# Are there any ensembles or instruments that you haven't listened to?



## Classical Saxophonist (Oct 11, 2013)

Hello,

Are there any ensembles or instruments that you haven't listened to? Are you unfamiliar with any ensemble/instrument in the list below? I'll admit I'm not familiar with a lot in this list. What about you?

Orchestra
String orchestra
Concert band
Brass band
Flute
Oboe
Bassoon
Clarinet
Saxophone
Horn
Trumpet
Trombone
Euphonium
Tuba
Violin 
Viola 
Cello 
Double bass 
Percussion
Organ
Piano
Wind quintet
Reed quintet
Brass quintet
Saxophone quartet
Brass quartet
String quartet
Piano trio

Some of the wind chamber ensembles you may have never listened to. You may have heard a wind quintet and a saxophone quartet, but have you ever heard a reed quintet?

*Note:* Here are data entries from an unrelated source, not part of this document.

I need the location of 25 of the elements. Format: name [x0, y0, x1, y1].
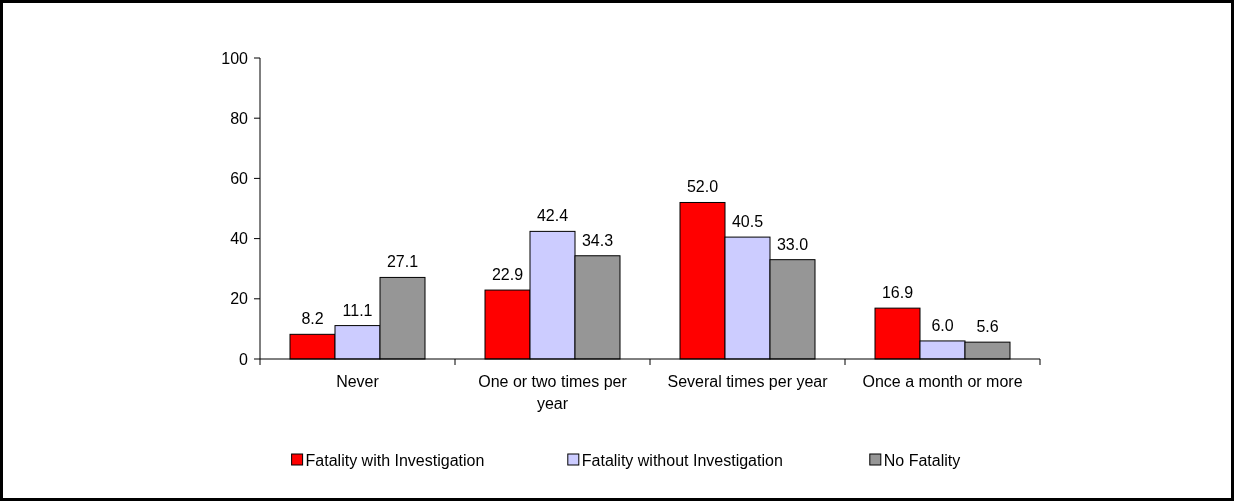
legend-label: No Fatality	[883, 451, 961, 469]
x-tick-label: Several times per year	[667, 373, 829, 390]
data-label: 27.1	[386, 253, 419, 271]
data-label: 40.5	[731, 213, 764, 231]
y-tick-label: 100	[221, 49, 249, 67]
x-tick-label: Never	[336, 373, 380, 390]
y-tick-label: 60	[230, 170, 249, 187]
data-label: 52.0	[686, 178, 719, 196]
data-label: 42.4	[536, 207, 569, 225]
data-label: 33.0	[776, 235, 809, 253]
x-tick-label: Once a month or more	[862, 373, 1023, 390]
data-label: 22.9	[491, 266, 524, 284]
data-label: 11.1	[342, 301, 373, 319]
y-tick-label: 0	[239, 350, 249, 368]
data-label: 8.2	[301, 310, 324, 328]
data-label: 5.6	[976, 318, 999, 336]
legend-label: Fatality without Investigation	[581, 451, 783, 469]
y-tick-label: 20	[230, 290, 249, 308]
x-tick-label: One or two times per year	[478, 373, 628, 412]
data-label: 6.0	[931, 316, 954, 334]
data-label: 34.3	[581, 231, 614, 249]
y-tick-label: 40	[230, 230, 249, 248]
y-tick-label: 80	[230, 109, 249, 127]
legend-label: Fatality with Investigation	[305, 451, 485, 469]
data-label: 16.9	[881, 284, 914, 302]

A reed quintet is made up of:

Oboe (doubling English horn)
Bb clarinet
Alto saxophone (doubling soprano saxophone)
Bass clarinet
Bassoon

Here's a video of the Calefax reed quintet playing a transcription of a piece by Robert Schumann:






Have you listened to many wind instruments? You may have heard the oboe concerto by Mozart, but have you ever heard a saxophone concerto? Here's the Glazunov Concerto in Eb major for Alto Saxophone and String Orchestra:






And have you listened to a trombone concerto? How about the euphonium or double bass?


----------



## violadude (May 2, 2011)

Yes to everything?


----------



## Mahlerian (Nov 27, 2012)

violadude said:


> Yes to everything?


I was going to say that, but then I realized I probably haven't heard anything written for solo euphonium. I don't think Berio wrote a Sequenza for that one!

I also have yet to hear any instruments that haven't been invented yet. Get on it, people!


----------



## Classical Saxophonist (Oct 11, 2013)

violadude said:


> Yes to everything?


You've heard at least some of every ensemble and instrument on the list? If so, impressive.


----------



## violadude (May 2, 2011)

Classical Saxophonist said:


> You've heard at least some of every ensemble and instrument on the list? If so, impressive.

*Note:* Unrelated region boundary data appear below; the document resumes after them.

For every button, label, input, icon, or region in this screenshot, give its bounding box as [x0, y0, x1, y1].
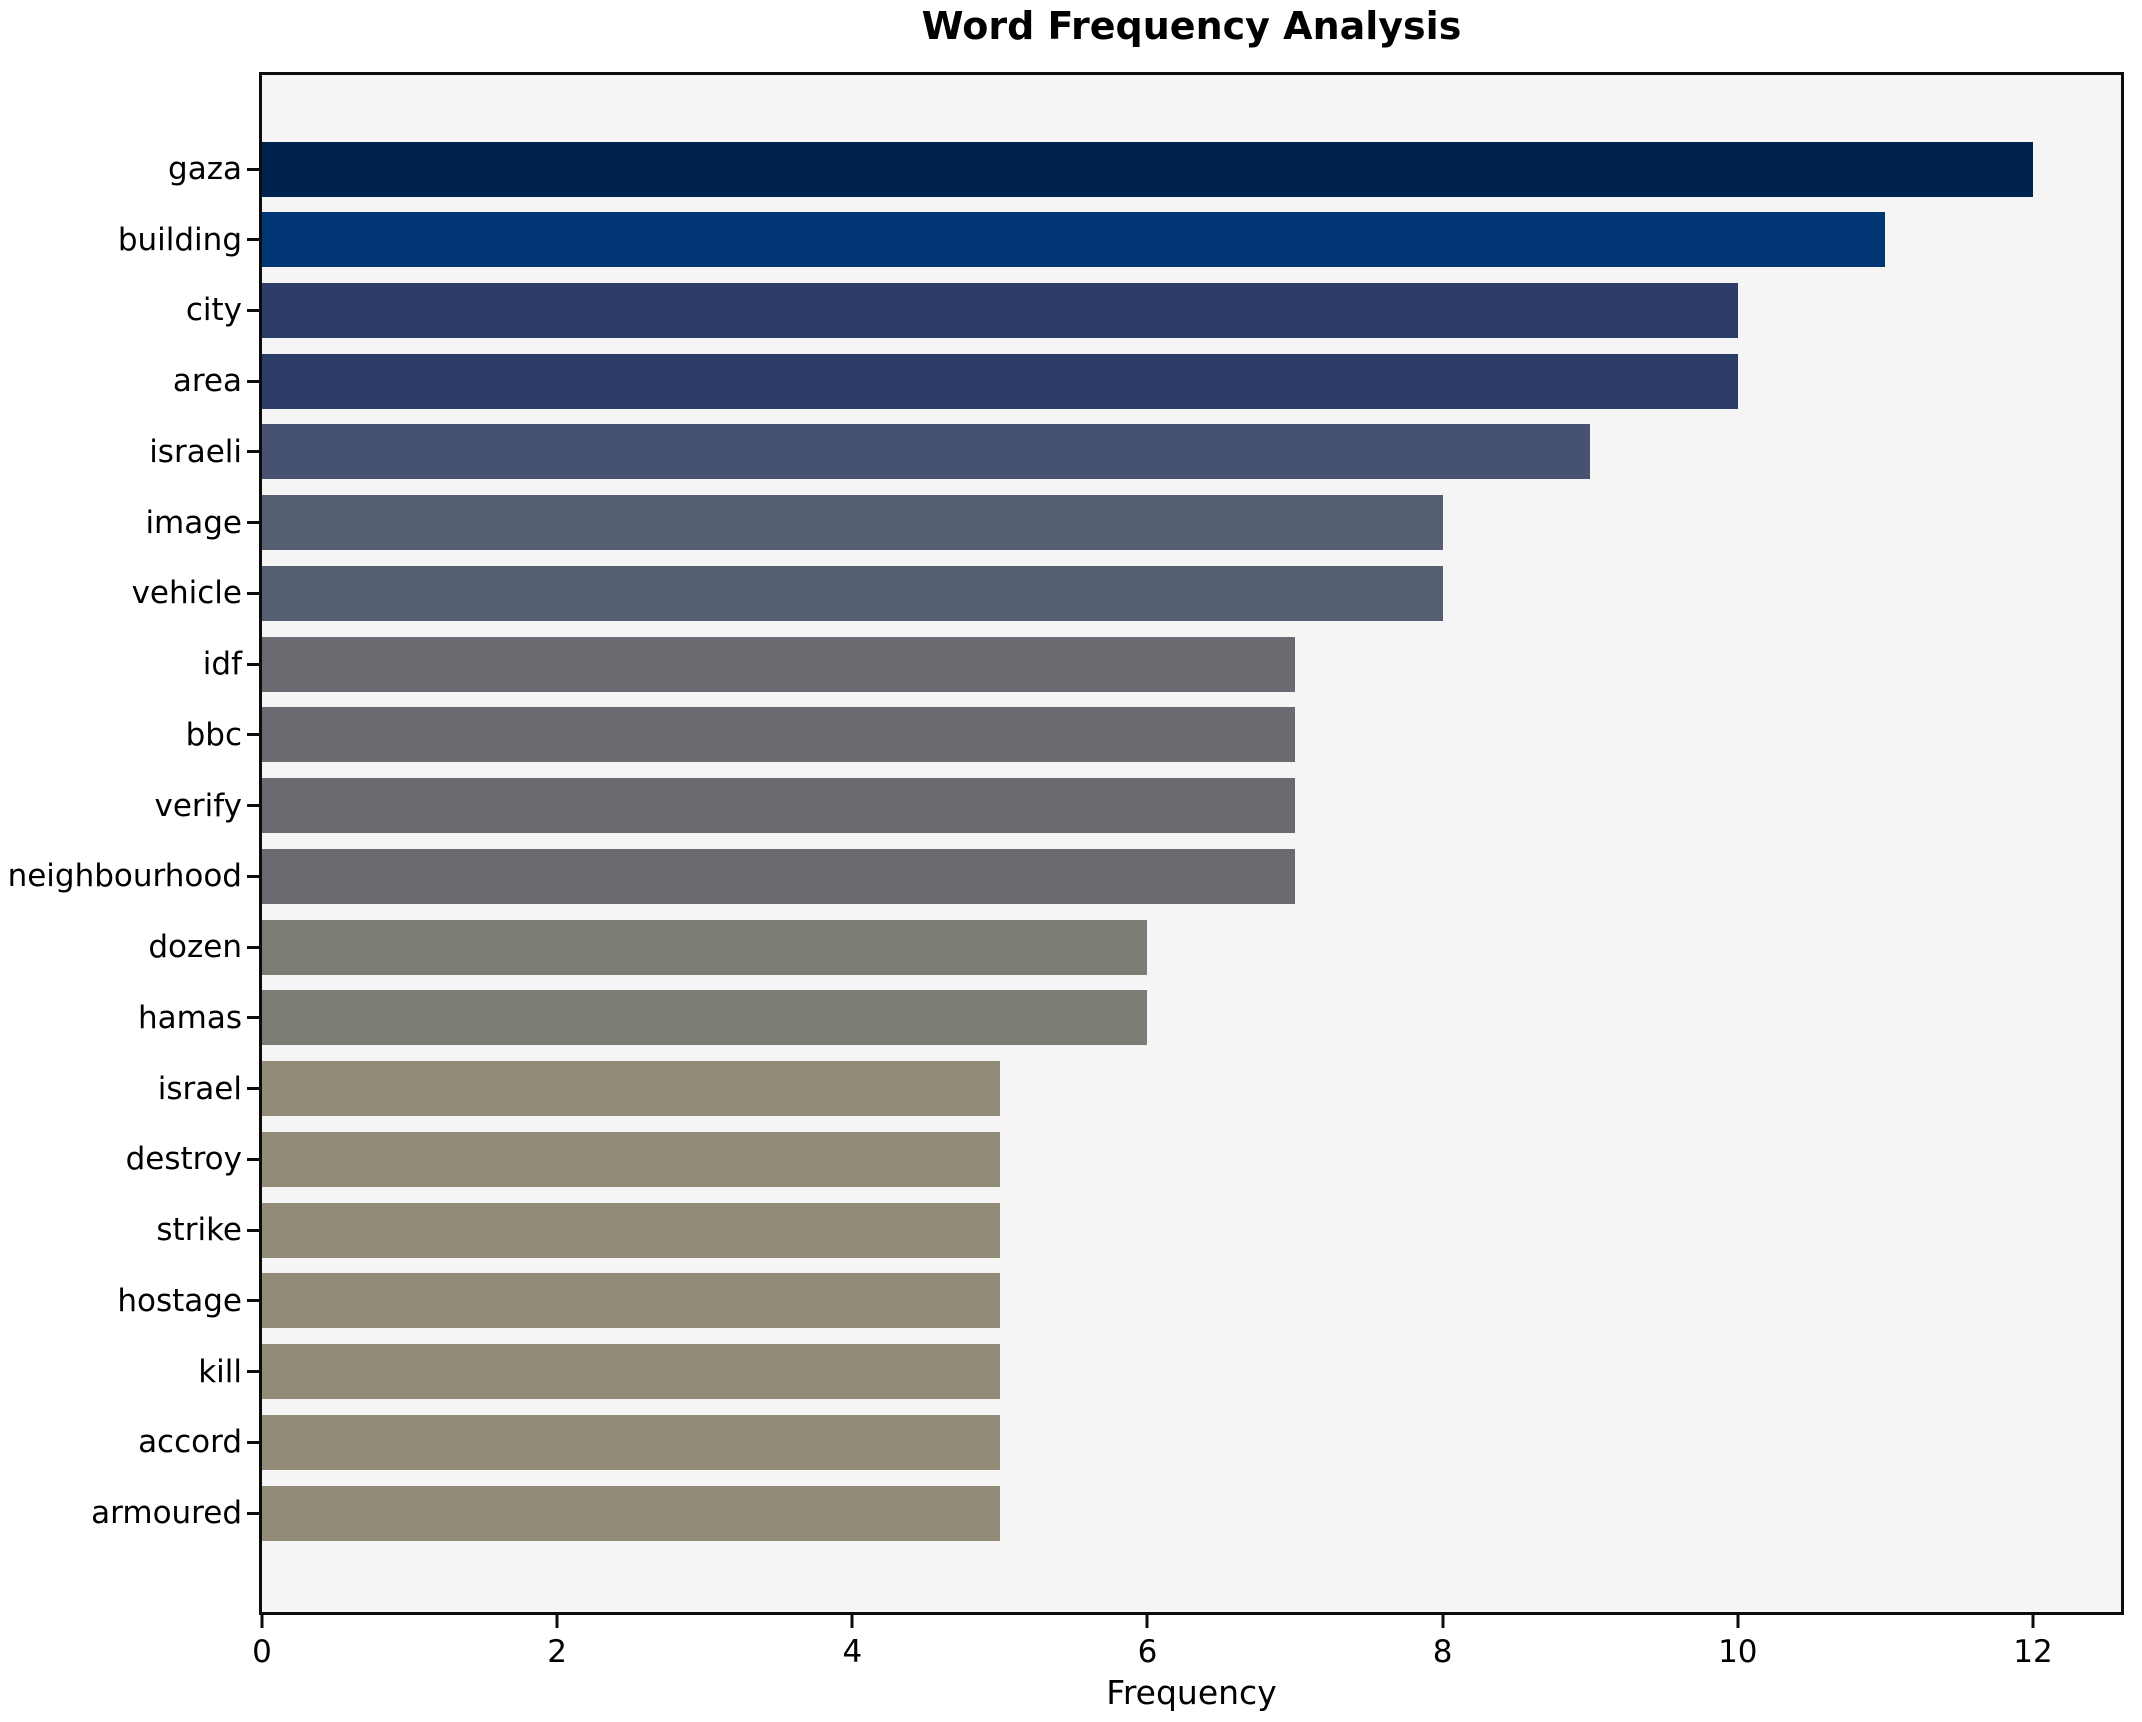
bar-idf: [262, 636, 1296, 692]
y-tick-mark: [247, 804, 259, 808]
y-tick-mark: [247, 591, 259, 595]
y-tick-mark: [247, 1016, 259, 1020]
bar-israeli: [262, 424, 1591, 480]
bar-gaza: [262, 141, 2033, 197]
x-axis-label: Frequency: [1106, 1673, 1277, 1712]
y-tick-label-gaza: gaza: [168, 151, 242, 187]
y-tick-label-strike: strike: [156, 1212, 242, 1249]
plot-area: [259, 72, 2124, 1615]
y-tick-label-hamas: hamas: [138, 999, 242, 1036]
x-tick-label-8: 8: [1432, 1634, 1453, 1670]
bar-dozen: [262, 919, 1148, 975]
y-tick-mark: [247, 1299, 259, 1303]
y-tick-mark: [247, 238, 259, 242]
x-tick-mark: [850, 1615, 854, 1628]
bar-vehicle: [262, 565, 1443, 621]
y-tick-mark: [247, 1511, 259, 1515]
bar-image: [262, 495, 1443, 551]
y-tick-label-neighbourhood: neighbourhood: [7, 858, 242, 895]
bars-layer: [262, 75, 2121, 1612]
chart-title: Word Frequency Analysis: [921, 4, 1462, 48]
bar-destroy: [262, 1131, 1000, 1187]
bar-accord: [262, 1414, 1000, 1470]
y-tick-mark: [247, 1087, 259, 1091]
x-tick-label-6: 6: [1137, 1634, 1158, 1670]
x-tick-mark: [1441, 1615, 1445, 1628]
bar-verify: [262, 778, 1296, 834]
y-tick-mark: [247, 1370, 259, 1374]
x-tick-label-2: 2: [547, 1634, 568, 1670]
y-tick-label-hostage: hostage: [117, 1282, 242, 1319]
x-tick-mark: [2031, 1615, 2035, 1628]
x-tick-mark: [1736, 1615, 1740, 1628]
y-tick-mark: [247, 450, 259, 454]
y-tick-mark: [247, 874, 259, 878]
y-tick-mark: [247, 379, 259, 383]
y-tick-mark: [247, 1440, 259, 1444]
y-tick-label-idf: idf: [202, 646, 242, 683]
y-tick-mark: [247, 167, 259, 171]
x-tick-label-0: 0: [252, 1634, 272, 1670]
y-tick-label-kill: kill: [198, 1353, 242, 1390]
y-tick-label-israeli: israeli: [149, 433, 242, 470]
y-tick-mark: [247, 521, 259, 525]
y-tick-mark: [247, 945, 259, 949]
bar-bbc: [262, 707, 1296, 763]
y-tick-mark: [247, 308, 259, 312]
y-tick-label-verify: verify: [154, 787, 243, 824]
y-tick-label-israel: israel: [157, 1070, 242, 1107]
x-tick-mark: [1145, 1615, 1149, 1628]
x-tick-label-10: 10: [1718, 1634, 1758, 1670]
y-tick-label-armoured: armoured: [91, 1495, 242, 1532]
y-tick-mark: [247, 1157, 259, 1161]
bar-strike: [262, 1202, 1000, 1258]
y-tick-label-bbc: bbc: [185, 716, 242, 753]
bar-hostage: [262, 1273, 1000, 1329]
x-tick-mark: [260, 1615, 264, 1628]
bar-israel: [262, 1061, 1000, 1117]
y-tick-label-city: city: [185, 292, 242, 329]
bar-city: [262, 282, 1738, 338]
bar-kill: [262, 1344, 1000, 1400]
x-tick-mark: [555, 1615, 559, 1628]
y-tick-label-image: image: [145, 504, 242, 541]
y-tick-mark: [247, 1228, 259, 1232]
bar-neighbourhood: [262, 848, 1296, 904]
y-tick-label-vehicle: vehicle: [131, 575, 242, 612]
x-tick-label-12: 12: [2013, 1634, 2053, 1670]
y-tick-label-accord: accord: [138, 1424, 242, 1461]
y-tick-label-destroy: destroy: [125, 1141, 242, 1178]
y-tick-label-building: building: [117, 221, 242, 258]
y-tick-label-area: area: [172, 363, 242, 400]
y-tick-mark: [247, 662, 259, 666]
bar-armoured: [262, 1485, 1000, 1541]
y-tick-label-dozen: dozen: [148, 929, 242, 966]
bar-area: [262, 353, 1738, 409]
x-tick-label-4: 4: [842, 1634, 863, 1670]
bar-building: [262, 212, 1886, 268]
bar-hamas: [262, 990, 1148, 1046]
y-tick-mark: [247, 733, 259, 737]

In some capacity or another, yes.


----------



## violadude (May 2, 2011)

Mahlerian said:


> I was going to say that, but then I realized I probably haven't heard anything written for solo euphonium. I don't think Berio wrote a Sequenza for that one!


It's a really strange concerto instrument. Doesn't project much and has a wobbly ghostlike quality.


----------



## Classical Saxophonist (Oct 11, 2013)

violadude said:


> It's a really strange concerto instrument. Doesn't project much and has a wobbly ghostlike quality.


The euphonium is my favorite brass instrument. I think it has a beautiful tone.


----------



## science (Oct 14, 2010)

Never heard a duo for steel drum and pipe organ. I'd like to though. 

And I wouldn't mind a trio for steel drum, pipe organ, and baritone sax. 

I'm actually not joking. One of the pleasures of relatively modern music is the experimentation with nontraditional ensembles.


----------



## violadude (May 2, 2011)

Classical Saxophonist said:


> The euphonium is my favorite brass instrument. I think it has a beautiful tone.


You're right, that was pretty good. The one I heard must not have been very good.


----------



## Classical Saxophonist (Oct 11, 2013)

science said:


> Never heard a duo for steel drum and pipe organ. I'd like to though.
> 
> And I wouldn't mind a trio for steel drum, pipe organ, and baritone sax.
> 
> I'm actually not joking. One of the pleasures of relatively modern music is the experimentation with nontraditional ensembles.


Nor have I ever heard either of those ensembles. 

But I was thinking about fairly established ensembles when making this thread.


----------



## Chris (Jun 1, 2010)

I've never heard Chopin's Ballade no. 4 played on bagpipes


----------



## Weston (Jul 11, 2008)

I too would say I've heard all of the OP list. It's not some kind of impressive feat. I am just getting old.

I'd still like to hear a concerto for banjo . I understand Bela Fleck wrote one. Haven't heard it, and I usually think of Fleck as a jazz musician which of course doesn't preclude him from writing classical. I generally hate the way banjo is normally used in folk or country or bluegrass, but I could see it as an interesting ensemble or solo classical instrument the same way saxophone gets a very different treatment with classical than with jazz.

If you want weird combinations check out Peter Schickele's (slightly) more serious works.


----------